I grew up in a military family and I can tell you that it wasn’t always this way. I don’t know that they had Freethinkers meetings, but they didn’t force anyone to attend prayer meetings and you could openly be an atheist without facing threats.
I respect religion and I think it should be practiced freely and virtually without limits in a free society. But this kind of coercion, if true, is fundamentally un-American and that it’s being practiced in the US military under the direct auspices of the government is mind boggling.
It would be very nice to think that a Democratic president would issue orders to change this, but I suspect that he or she will actually do nothing. less than nothing. Their new embrace of religiosity in public life will have to be constantly affirmed in some way and considering the existing suspicion in the military of all Democrats, I would be very surprised if a Democratic administration would pursue this particular issue.

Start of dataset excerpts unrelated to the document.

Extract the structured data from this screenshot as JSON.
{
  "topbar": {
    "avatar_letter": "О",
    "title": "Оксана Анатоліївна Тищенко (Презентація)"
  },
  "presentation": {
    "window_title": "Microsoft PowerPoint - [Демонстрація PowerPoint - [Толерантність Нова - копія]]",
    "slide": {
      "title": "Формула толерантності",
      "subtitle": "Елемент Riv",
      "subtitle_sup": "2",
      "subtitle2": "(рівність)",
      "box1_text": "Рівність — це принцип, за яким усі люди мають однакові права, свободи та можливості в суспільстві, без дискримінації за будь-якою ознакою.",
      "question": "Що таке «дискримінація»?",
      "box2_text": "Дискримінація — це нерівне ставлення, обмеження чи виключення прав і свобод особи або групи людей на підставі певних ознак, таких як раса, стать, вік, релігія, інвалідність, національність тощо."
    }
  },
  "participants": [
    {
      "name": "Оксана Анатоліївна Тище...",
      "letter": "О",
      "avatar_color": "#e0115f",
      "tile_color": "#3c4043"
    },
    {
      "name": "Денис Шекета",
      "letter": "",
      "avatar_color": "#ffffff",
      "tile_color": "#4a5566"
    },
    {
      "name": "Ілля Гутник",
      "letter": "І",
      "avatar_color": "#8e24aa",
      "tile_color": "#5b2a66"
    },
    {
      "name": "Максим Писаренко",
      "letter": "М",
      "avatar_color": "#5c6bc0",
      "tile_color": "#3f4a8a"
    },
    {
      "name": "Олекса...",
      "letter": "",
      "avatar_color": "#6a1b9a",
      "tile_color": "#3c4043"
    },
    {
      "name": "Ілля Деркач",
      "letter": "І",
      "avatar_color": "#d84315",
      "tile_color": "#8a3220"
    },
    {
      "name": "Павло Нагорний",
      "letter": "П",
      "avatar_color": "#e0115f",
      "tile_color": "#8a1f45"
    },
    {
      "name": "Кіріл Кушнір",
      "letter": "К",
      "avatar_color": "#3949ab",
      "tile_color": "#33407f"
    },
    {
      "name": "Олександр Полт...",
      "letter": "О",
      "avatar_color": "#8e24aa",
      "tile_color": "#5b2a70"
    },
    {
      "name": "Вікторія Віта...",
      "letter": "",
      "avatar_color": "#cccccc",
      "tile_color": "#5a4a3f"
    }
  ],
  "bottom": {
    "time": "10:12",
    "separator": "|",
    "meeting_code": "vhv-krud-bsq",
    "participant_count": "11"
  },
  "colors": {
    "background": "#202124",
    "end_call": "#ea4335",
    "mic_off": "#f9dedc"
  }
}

There will be many things in a new administration that are going to disappoint us. I would suspect that those of us who would like to see less religiosity in civic life are going to be among the most disappointed. Indeed, it’s likely that the Democrats are going to give the Republicans a run for their money. There will be less social conservatism, which is the most important thing, but the pressure to conform to a religious norm is likely to be just as strong, if not stronger, than under the Republicans.
Normally, this kind of thing would be left to the courts, which would logically decide that the government could not coerce citizens to be religious. Perhaps that will happen. But considering the fact that the Republicans have packed the courts with right wing hacks, it’s unlikely.